The sources of information can be structured in any way. However, when we read
from the data source we expect to be able to refer to discrete pieces of
information.
The important bit is to have a decent feature extraction process that is able to
produce relatively uniformly shaped entity references. That's what `Traits()`
do. That way we can get a neat matching process going.  

In [3]:
# set up abt extraction
abt_traits = list(Traits().int([0]).string([1, 2]).currency([3]))
abt = CsvDataSource(name="abt", traits=abt_traits).read_csv(LEFT_CSV_PATH)
# set up buy extraction
buy_traits = list(Traits().int([0]).string([1, 2, 3]).currency([4]))
buy = CsvDataSource(name="buy", traits=buy_traits).read_csv(RIGHT_CSV_PATH)
# set up ground truth
gt = set(
    pl.read_csv(
        os.path.join(DATADIR, "abt-buy", "abt_buy_perfectMapping.csv"),
        ignore_errors=True,
    ).iter_rows()
)

For Logistic Regression we want similarities to return real values between 0 and
1.

In [4]:
cmp_config = (
    RawComparison()
    .levenshtein("name", 1, 1, threshold=0.8)
    .levenshtein("description", 2, 2, threshold=0.8)
    .exact("price", 3, 4)
)

Next, it's time to instantiate the `RecordLinkageDataSet` with a 'pattern
encoded' sampling strategy.

In [33]:
from matchescu.matching.ml.datasets import RecordLinkageDataSet

r = 2  # y contains 0 or 1
ds = RecordLinkageDataSet(abt, buy, gt).pattern_encoded(cmp_config, r).cross_sources()
y = ds.target_vector.to_numpy()
X = ds.feature_matrix.to_numpy()

Notice that we now have $r^m$ features instead of $m$, where $m$ is the number
of comparisons we make and $r$ the number of possible results. The question
really is whether this is useful or not.

In [34]:
print(X.shape, y.shape)

(1180452, 8) (1180452,)


The feature matrix now contains values based on similarities, but which have
been encoded to express what would happen if all attribute similarities were to
predict a pattern of matching or non-matching.
We'll use SciKit Learn's `train_test_split` to split our data into training
and test sets.
We can now train a Logistic Regression model using our feature matrix.

In [35]:
from sklearn.linear_model import LogisticRegression
from sklearn.model_selection import train_test_split

X_train, X_test, y_train, y_test = train_test_split(X, y, train_size=0.6)
y_ratio = len(y[y == 1]) / len(y)
y_train_ratio = len(y_train[y_train == 1]) / len(y_train)
y_test_ratio = len(y_test[y_test == 1]) / len(y_test)

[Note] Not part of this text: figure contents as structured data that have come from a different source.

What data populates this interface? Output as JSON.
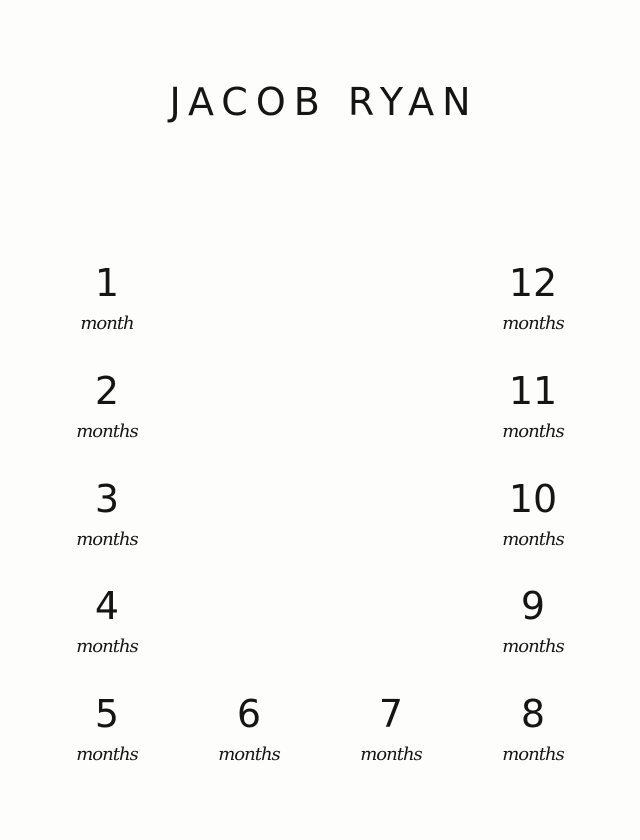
{
  "title": "JACOB RYAN",
  "milestones": [
    {
      "number": "1",
      "unit": "month"
    },
    {
      "number": "2",
      "unit": "months"
    },
    {
      "number": "3",
      "unit": "months"
    },
    {
      "number": "4",
      "unit": "months"
    },
    {
      "number": "5",
      "unit": "months"
    },
    {
      "number": "6",
      "unit": "months"
    },
    {
      "number": "7",
      "unit": "months"
    },
    {
      "number": "8",
      "unit": "months"
    },
    {
      "number": "9",
      "unit": "months"
    },
    {
      "number": "10",
      "unit": "months"
    },
    {
      "number": "11",
      "unit": "months"
    },
    {
      "number": "12",
      "unit": "months"
    }
  ]
}
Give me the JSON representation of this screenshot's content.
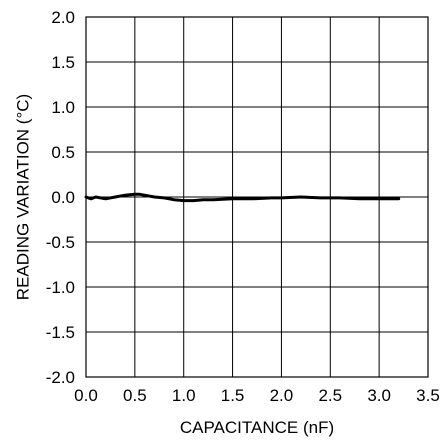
{
  "chart_data": {
    "type": "line",
    "title": "",
    "xlabel": "CAPACITANCE (nF)",
    "ylabel": "READING VARIATION (°C)",
    "xlim": [
      0,
      3.5
    ],
    "ylim": [
      -2.0,
      2.0
    ],
    "grid": true,
    "xticks": [
      "0.0",
      "0.5",
      "1.0",
      "1.5",
      "2.0",
      "2.5",
      "3.0",
      "3.5"
    ],
    "yticks": [
      "2.0",
      "1.5",
      "1.0",
      "0.5",
      "0.0",
      "-0.5",
      "-1.0",
      "-1.5",
      "-2.0"
    ],
    "series": [
      {
        "x": [
          0.0,
          0.05,
          0.1,
          0.2,
          0.3,
          0.4,
          0.5,
          0.55,
          0.6,
          0.7,
          0.8,
          0.9,
          1.0,
          1.1,
          1.2,
          1.3,
          1.5,
          1.7,
          1.9,
          2.0,
          2.2,
          2.4,
          2.6,
          2.8,
          3.0,
          3.2
        ],
        "y": [
          0.0,
          -0.02,
          0.0,
          -0.02,
          0.0,
          0.02,
          0.03,
          0.03,
          0.02,
          0.0,
          -0.01,
          -0.03,
          -0.04,
          -0.04,
          -0.03,
          -0.03,
          -0.02,
          -0.02,
          -0.01,
          -0.01,
          0.0,
          -0.01,
          -0.01,
          -0.02,
          -0.02,
          -0.02
        ]
      }
    ],
    "colors": {
      "line": "#000000",
      "grid": "#000000"
    }
  }
}
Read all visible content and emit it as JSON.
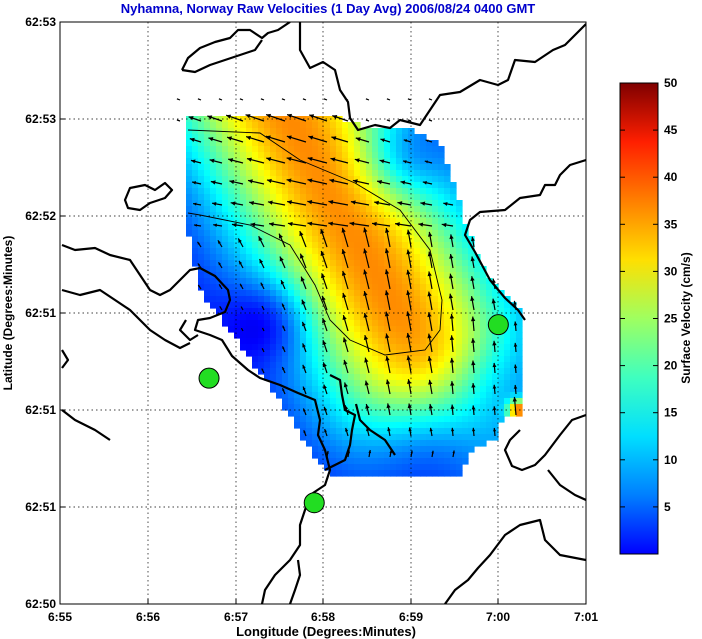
{
  "chart_data": {
    "type": "heatmap",
    "title": "Nyhamna, Norway Raw Velocities (1 Day Avg) 2006/08/24 0400 GMT",
    "xlabel": "Longitude (Degrees:Minutes)",
    "ylabel": "Latitude (Degrees:Minutes)",
    "colorbar_label": "Surface Velocity (cm/s)",
    "x_ticks": [
      "6:55",
      "6:56",
      "6:57",
      "6:58",
      "6:59",
      "7:00",
      "7:01"
    ],
    "y_ticks": [
      "62:50",
      "62:51",
      "62:51",
      "62:51",
      "62:52",
      "62:53",
      "62:53"
    ],
    "colorbar_ticks": [
      "5",
      "10",
      "15",
      "20",
      "25",
      "30",
      "35",
      "40",
      "45",
      "50"
    ],
    "clim": [
      0,
      50
    ],
    "grid": true,
    "colormap": "jet",
    "title_color": "#0000cc",
    "stations_color": "#22dd22",
    "stations": [
      {
        "lon": 6.945,
        "lat": 62.8527
      },
      {
        "lon": 6.965,
        "lat": 62.842
      },
      {
        "lon": 7.0,
        "lat": 62.8573
      }
    ],
    "contour_levels_cm_s": [
      30
    ]
  }
}
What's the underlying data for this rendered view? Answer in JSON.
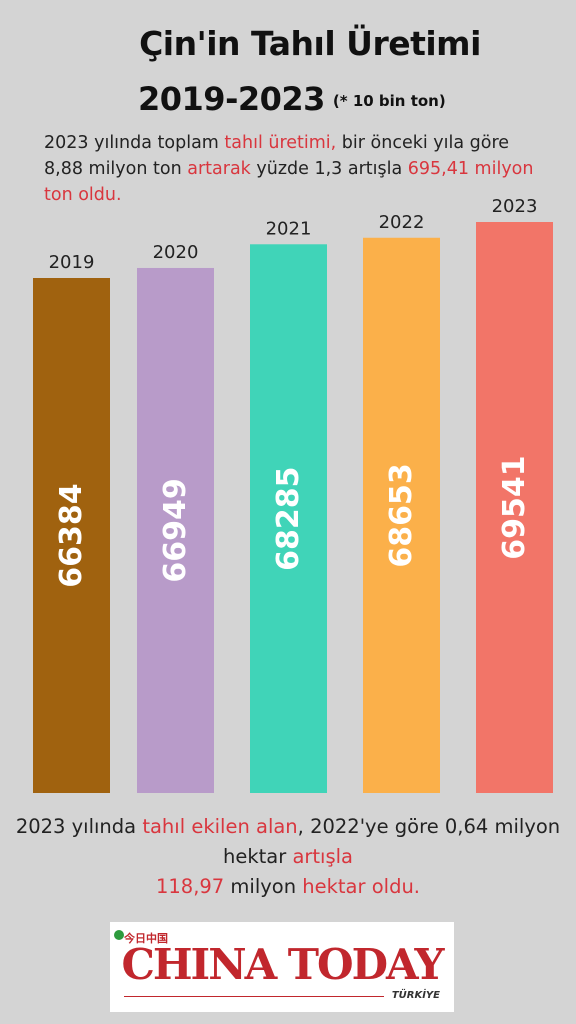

# the model is adjusted to handle the class imbalance specific to ER datasets
model = LogisticRegression(class_weight={0: 1, 1: 9})
model = model.fit(X_train, y_train)

Logistic regression training is much faster than Fellegi-Sunter pattern matching
and on par with Naive Bayes.

In [36]:
y_pred = model.predict(X_test)

Now we can compute our metrics.

In [37]:
from sklearn.metrics import precision_score, recall_score, f1_score

p = precision_score(y_test, y_pred)
r = recall_score(y_test, y_pred)
f1 = f1_score(y_test, y_pred)

print(f"precision={p}", f"recall={r}", f"F1={f1}")

precision=0.23448275862068965 recall=0.4657534246575342 F1=0.3119266055045872


Comparing this with standard logistic regression shows us only marginal
improvements - similar to what we saw when using polynomials. This is expected
because we've basically only combined feature values in various ways.